Petr Belenok’s main theme, alienation of the individual confronted by immeasurable forces, was something he experienced in his own life. Born in Korogod, Ukraine in 1938 (a village so close to Chernobyl that it was abandoned after the 1986 disaster), Belenok studied sculpture at the Kiev Art Institute, graduating in 1963. Later, he moved to Moscow, joined the official USSR Union of Artists (as a sculptor), but at the same time became friends with many unofficial artists. Belenok’s first solo exhibition was in 1972. He has exhibited in Russia, Europe and the United States since 1970, including the ground-breaking nonconformist exhibitions in Moscow in 1975. His work is represented in several museum collections, including the Jane Voorhees Zimmerli Art Museum (New Brunswick, NJ), The State Russian Museum (St. Petersburg), and The State Tretyakov Gallery (Moscow). Belenok died in Moscow in 1991.

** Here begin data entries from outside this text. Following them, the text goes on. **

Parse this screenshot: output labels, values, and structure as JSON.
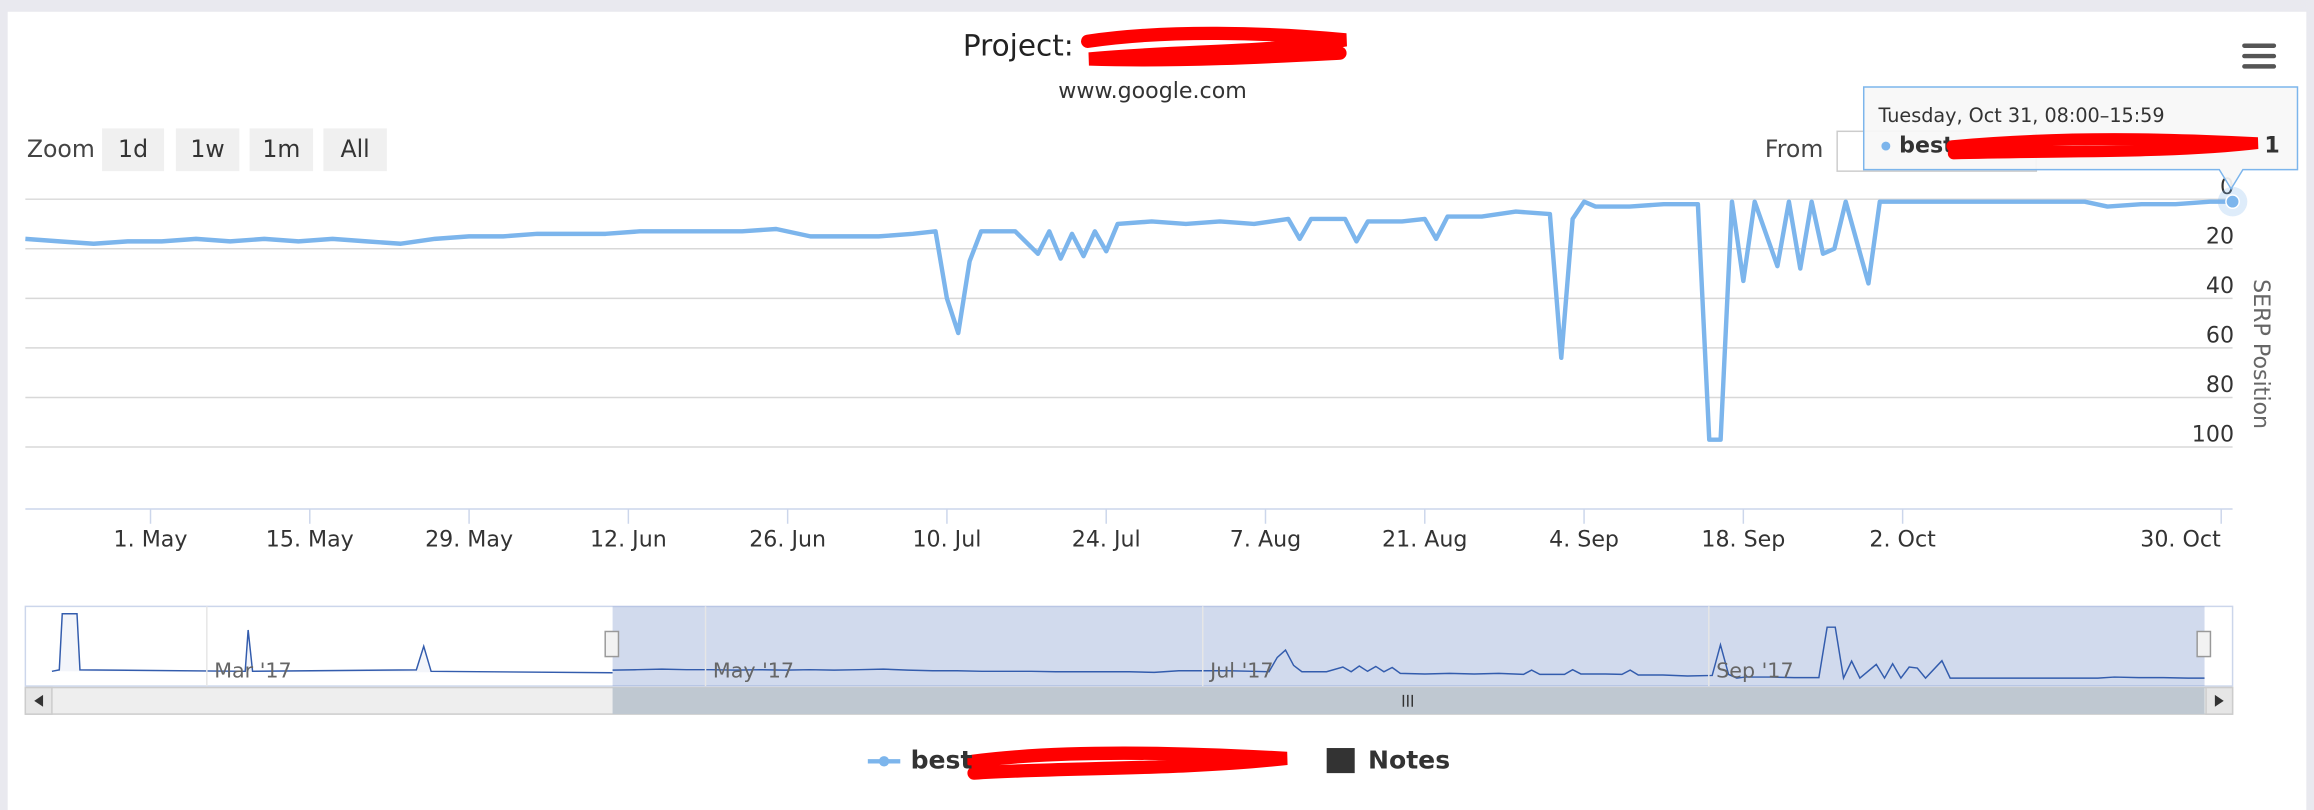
{
  "chart_data": {
    "type": "line",
    "title": "Project:",
    "subtitle": "www.google.com",
    "ylabel": "SERP Position",
    "x": [
      "20. Apr",
      "23. Apr",
      "26. Apr",
      "29. Apr",
      "2. May",
      "5. May",
      "8. May",
      "11. May",
      "14. May",
      "17. May",
      "20. May",
      "23. May",
      "26. May",
      "29. May",
      "1. Jun",
      "4. Jun",
      "7. Jun",
      "10. Jun",
      "13. Jun",
      "16. Jun",
      "19. Jun",
      "22. Jun",
      "25. Jun",
      "28. Jun",
      "1. Jul",
      "4. Jul",
      "7. Jul",
      "9. Jul",
      "10. Jul",
      "11. Jul",
      "12. Jul",
      "13. Jul",
      "16. Jul",
      "18. Jul",
      "19. Jul",
      "20. Jul",
      "21. Jul",
      "22. Jul",
      "23. Jul",
      "24. Jul",
      "25. Jul",
      "28. Jul",
      "31. Jul",
      "3. Aug",
      "6. Aug",
      "9. Aug",
      "10. Aug",
      "11. Aug",
      "14. Aug",
      "15. Aug",
      "16. Aug",
      "19. Aug",
      "21. Aug",
      "22. Aug",
      "23. Aug",
      "26. Aug",
      "29. Aug",
      "1. Sep",
      "2. Sep",
      "3. Sep",
      "4. Sep",
      "5. Sep",
      "8. Sep",
      "11. Sep",
      "14. Sep",
      "15. Sep",
      "16. Sep",
      "17. Sep",
      "18. Sep",
      "19. Sep",
      "21. Sep",
      "22. Sep",
      "23. Sep",
      "24. Sep",
      "25. Sep",
      "26. Sep",
      "27. Sep",
      "29. Sep",
      "30. Sep",
      "3. Oct",
      "8. Oct",
      "13. Oct",
      "18. Oct",
      "20. Oct",
      "23. Oct",
      "26. Oct",
      "29. Oct",
      "31. Oct"
    ],
    "series": [
      {
        "name": "best",
        "color": "#7cb5ec",
        "values": [
          16,
          17,
          18,
          17,
          17,
          16,
          17,
          16,
          17,
          16,
          17,
          18,
          16,
          15,
          15,
          14,
          14,
          14,
          13,
          13,
          13,
          13,
          12,
          15,
          15,
          15,
          14,
          13,
          40,
          54,
          25,
          13,
          13,
          22,
          13,
          24,
          14,
          23,
          13,
          21,
          10,
          9,
          10,
          9,
          10,
          8,
          16,
          8,
          8,
          17,
          9,
          9,
          8,
          16,
          7,
          7,
          5,
          6,
          64,
          8,
          1,
          3,
          3,
          2,
          2,
          97,
          97,
          1,
          33,
          1,
          27,
          1,
          28,
          1,
          22,
          20,
          1,
          34,
          1,
          1,
          1,
          1,
          1,
          3,
          2,
          2,
          1,
          1
        ]
      }
    ],
    "xlim": [
      "20. Apr",
      "31. Oct"
    ],
    "xticks": [
      "1. May",
      "15. May",
      "29. May",
      "12. Jun",
      "26. Jun",
      "10. Jul",
      "24. Jul",
      "7. Aug",
      "21. Aug",
      "4. Sep",
      "18. Sep",
      "2. Oct",
      "30. Oct"
    ],
    "ylim": [
      0,
      125
    ],
    "yticks": [
      0,
      20,
      40,
      60,
      80,
      100
    ],
    "y_reversed": true,
    "grid": true,
    "legend": "bottom"
  },
  "menu": {
    "zoom_label": "Zoom",
    "zoom_buttons": [
      "1d",
      "1w",
      "1m",
      "All"
    ],
    "from_label": "From"
  },
  "tooltip": {
    "header": "Tuesday, Oct 31, 08:00–15:59"
  },
  "navigator": {
    "labels": [
      "Mar '17",
      "May '17",
      "Jul '17",
      "Sep '17"
    ]
  },
  "legend_notes": "Notes"
}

“I am the representative of a new direction-panic realism. I am not interested in the minute observations of life; I observe the world and its problems from a detached position in space. Some of my art is prophecy. The creativity of Kafka, Joyce, and Dostoevsky is akin to mine.”—Petr Belenok
This exhibit is on view in conjunction with the Chornobyl Commemoration.